Survey of Critical Biological Resources, Southeast Colorado 2007

Joe Stevens, Kelsey Forrest, Jodie Bell, Renée Rondeau, John Sovell, Jeremy Siemers, Jill Handwerk, Chris Gaughan, Brad Lambert, Dina Clark , RMBO, Larval Fish Lab

In southeast Colorado, the Purgatory River has cut an intricate network of deep sandstone canyons into the expansive shortgrass prairie. This unique and understudied area includes Colorado’s largest remaining expanses of shortgrass prairie as well as the most extensive juniper woodland-savanna in the western Great Plains. The canyon complex itself is also the largest such system in the ecoregion. The area has recently received unprecedented attention due to the proposed expansion of the Department of Defense Pinon Canyon Maneuver Site (PCMS). The study area for the survey included over 2 million acres of land surrounding PCMS, much of which is privately owned ranch land. Working directly with the Colorado Cattlemen’s Agricultural Land Trust, Great Outdoors Colorado, and other funders, we conducted inventory on approximately 800,000 acres of this diverse area in order to document the rare plants, animals, and natural communities for which these ranches provide vital habitat.

Purgatory canyon in southeastern Colorado Purgatory canyon in southeastern Colorado.

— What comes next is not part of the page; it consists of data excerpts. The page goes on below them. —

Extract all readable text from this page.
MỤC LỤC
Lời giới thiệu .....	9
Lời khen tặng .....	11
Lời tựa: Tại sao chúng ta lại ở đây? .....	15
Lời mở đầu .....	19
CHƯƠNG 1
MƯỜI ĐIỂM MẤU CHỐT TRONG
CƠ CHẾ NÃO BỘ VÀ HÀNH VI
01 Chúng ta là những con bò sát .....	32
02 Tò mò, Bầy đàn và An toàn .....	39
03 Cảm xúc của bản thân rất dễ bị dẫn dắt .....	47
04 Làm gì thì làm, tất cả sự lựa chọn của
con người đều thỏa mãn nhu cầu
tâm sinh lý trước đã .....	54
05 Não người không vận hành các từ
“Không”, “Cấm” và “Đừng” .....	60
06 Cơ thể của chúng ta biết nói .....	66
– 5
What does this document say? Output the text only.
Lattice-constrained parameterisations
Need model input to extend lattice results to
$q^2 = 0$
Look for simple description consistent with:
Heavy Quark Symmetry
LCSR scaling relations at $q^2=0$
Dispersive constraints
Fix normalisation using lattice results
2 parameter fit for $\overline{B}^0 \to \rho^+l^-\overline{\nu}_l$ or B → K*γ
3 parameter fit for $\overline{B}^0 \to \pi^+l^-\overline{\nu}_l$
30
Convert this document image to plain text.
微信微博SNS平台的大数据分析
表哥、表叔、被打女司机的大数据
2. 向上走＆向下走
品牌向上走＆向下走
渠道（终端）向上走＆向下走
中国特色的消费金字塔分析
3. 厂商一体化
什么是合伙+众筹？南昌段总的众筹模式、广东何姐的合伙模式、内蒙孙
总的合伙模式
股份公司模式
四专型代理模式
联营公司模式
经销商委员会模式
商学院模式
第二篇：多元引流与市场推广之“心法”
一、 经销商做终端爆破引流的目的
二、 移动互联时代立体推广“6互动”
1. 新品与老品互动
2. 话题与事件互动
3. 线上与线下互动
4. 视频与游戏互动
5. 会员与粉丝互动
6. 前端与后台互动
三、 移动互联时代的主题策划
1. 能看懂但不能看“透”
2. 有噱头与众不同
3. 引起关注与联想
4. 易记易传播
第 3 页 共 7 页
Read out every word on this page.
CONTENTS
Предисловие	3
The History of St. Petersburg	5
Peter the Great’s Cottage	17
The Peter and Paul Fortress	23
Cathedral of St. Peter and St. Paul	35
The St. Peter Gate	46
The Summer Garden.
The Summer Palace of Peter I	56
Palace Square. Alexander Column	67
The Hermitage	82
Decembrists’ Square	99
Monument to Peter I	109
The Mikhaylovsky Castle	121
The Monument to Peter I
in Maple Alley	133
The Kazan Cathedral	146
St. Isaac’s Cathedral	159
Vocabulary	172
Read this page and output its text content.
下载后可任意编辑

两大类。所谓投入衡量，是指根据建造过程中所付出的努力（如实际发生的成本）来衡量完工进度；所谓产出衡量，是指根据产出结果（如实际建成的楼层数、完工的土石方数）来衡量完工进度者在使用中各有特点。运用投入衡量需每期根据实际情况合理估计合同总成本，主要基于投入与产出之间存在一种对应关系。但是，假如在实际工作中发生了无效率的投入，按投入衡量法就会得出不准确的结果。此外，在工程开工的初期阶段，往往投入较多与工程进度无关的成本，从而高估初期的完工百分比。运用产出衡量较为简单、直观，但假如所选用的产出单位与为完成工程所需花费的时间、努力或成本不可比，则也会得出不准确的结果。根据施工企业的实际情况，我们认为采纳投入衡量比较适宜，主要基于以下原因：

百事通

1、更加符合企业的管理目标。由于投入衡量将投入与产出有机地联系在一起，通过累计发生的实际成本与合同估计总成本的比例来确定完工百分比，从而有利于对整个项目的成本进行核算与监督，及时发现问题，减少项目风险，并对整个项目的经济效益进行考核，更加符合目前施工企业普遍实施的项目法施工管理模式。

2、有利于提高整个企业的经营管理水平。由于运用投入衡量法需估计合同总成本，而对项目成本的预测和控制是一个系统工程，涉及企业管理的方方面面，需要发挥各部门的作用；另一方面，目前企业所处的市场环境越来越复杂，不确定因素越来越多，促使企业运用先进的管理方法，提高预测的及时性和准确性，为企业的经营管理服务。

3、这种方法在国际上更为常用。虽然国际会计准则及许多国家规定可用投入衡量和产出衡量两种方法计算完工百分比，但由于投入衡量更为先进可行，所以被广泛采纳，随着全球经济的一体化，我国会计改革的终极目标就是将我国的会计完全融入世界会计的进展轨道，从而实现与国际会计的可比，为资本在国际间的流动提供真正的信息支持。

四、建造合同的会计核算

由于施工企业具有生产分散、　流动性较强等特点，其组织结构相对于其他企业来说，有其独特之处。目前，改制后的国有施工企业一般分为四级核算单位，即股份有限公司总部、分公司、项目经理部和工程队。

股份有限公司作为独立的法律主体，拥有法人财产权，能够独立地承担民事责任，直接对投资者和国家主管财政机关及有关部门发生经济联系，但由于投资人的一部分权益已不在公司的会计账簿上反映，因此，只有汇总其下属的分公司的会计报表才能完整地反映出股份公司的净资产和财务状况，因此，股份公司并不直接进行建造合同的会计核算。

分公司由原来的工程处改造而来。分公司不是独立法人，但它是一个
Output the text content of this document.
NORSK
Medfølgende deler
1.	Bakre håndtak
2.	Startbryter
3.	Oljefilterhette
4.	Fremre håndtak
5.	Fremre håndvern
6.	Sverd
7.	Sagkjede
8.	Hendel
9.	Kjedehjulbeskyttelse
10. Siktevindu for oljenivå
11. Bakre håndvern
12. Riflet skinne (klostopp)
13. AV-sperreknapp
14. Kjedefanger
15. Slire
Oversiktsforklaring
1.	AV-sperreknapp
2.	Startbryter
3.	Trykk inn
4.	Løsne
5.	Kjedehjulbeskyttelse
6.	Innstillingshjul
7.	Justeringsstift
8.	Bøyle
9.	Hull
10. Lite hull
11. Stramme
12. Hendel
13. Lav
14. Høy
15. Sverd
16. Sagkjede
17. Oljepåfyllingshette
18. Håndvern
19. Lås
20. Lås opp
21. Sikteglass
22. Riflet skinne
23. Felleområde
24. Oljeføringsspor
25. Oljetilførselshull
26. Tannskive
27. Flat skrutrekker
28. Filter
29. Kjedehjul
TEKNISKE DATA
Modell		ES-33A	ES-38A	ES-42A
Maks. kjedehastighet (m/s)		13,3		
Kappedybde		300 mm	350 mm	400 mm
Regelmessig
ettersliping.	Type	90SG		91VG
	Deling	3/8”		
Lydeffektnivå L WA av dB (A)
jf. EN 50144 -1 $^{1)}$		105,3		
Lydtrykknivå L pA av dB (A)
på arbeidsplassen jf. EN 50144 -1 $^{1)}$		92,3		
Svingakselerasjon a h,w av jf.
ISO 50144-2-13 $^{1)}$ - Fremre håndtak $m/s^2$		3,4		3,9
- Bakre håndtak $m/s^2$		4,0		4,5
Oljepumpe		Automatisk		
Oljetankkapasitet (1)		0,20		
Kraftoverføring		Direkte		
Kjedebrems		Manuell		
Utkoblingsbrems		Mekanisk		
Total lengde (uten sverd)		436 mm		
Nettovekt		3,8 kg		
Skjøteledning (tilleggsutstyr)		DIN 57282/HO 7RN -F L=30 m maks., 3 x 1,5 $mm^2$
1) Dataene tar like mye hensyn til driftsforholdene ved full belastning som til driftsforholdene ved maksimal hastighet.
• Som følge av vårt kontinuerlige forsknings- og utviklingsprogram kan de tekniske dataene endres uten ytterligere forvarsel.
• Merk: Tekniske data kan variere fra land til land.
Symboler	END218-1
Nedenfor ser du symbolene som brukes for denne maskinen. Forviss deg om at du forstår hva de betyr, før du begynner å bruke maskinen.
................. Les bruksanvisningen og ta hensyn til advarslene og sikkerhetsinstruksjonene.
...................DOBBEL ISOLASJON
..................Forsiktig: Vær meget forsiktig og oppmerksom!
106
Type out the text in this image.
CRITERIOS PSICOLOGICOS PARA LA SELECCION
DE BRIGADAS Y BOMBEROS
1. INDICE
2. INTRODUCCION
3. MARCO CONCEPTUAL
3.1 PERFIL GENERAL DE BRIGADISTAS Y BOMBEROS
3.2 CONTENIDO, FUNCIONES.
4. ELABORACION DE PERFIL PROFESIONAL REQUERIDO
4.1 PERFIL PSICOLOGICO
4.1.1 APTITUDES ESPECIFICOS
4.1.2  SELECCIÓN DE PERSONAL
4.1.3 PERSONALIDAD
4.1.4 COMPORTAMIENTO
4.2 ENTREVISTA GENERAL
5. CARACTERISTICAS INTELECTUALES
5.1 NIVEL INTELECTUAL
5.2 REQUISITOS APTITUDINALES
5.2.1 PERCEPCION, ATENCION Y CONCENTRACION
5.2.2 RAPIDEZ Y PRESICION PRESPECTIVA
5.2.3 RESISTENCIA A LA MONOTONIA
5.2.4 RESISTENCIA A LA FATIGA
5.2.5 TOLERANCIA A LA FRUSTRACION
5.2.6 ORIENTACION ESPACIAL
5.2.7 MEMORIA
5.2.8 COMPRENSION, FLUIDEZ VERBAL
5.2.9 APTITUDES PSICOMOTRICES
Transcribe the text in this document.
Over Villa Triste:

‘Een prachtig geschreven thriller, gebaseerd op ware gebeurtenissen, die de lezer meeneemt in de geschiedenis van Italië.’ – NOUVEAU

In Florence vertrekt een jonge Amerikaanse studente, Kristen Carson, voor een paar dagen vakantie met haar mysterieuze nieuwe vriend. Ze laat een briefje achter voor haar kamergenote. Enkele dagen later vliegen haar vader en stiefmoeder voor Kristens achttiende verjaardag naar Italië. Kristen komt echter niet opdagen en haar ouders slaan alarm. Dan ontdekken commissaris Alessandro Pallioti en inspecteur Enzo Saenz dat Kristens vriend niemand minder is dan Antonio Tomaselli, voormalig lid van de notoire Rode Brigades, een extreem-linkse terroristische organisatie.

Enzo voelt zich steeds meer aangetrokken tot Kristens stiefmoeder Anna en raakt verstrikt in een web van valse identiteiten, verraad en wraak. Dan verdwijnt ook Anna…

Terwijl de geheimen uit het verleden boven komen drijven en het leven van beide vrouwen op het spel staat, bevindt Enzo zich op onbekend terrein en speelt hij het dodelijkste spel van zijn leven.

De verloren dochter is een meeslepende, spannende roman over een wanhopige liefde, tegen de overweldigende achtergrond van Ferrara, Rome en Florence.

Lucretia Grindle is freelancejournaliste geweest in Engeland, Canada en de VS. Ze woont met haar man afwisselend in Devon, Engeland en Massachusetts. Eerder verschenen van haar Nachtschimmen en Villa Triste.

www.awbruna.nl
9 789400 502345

The number of Element Occurrences we collected on the surveyed ranches (120 animal, 71 plant, and 8 natural community occurrence locations) confirms that the Southeast Colorado project area is biologically diverse and supports a high quality and well functioning ecosystem. Among the unexpected and exciting observations made during the inventory are occurrences of the James’ penstemon (Penstemon jamesii), a species not observed from the area since the 1940’s; numerous occurrences for the wheel milkweed (Asclepias uncialis ssp. uncialis), occurring in small colonies scattered along the eastern edge of the southern Rocky Mountains; many new locations of the triploid checkered whiptail (Cnemidophorus neotesselatus), a state species of special concern; as well as many others.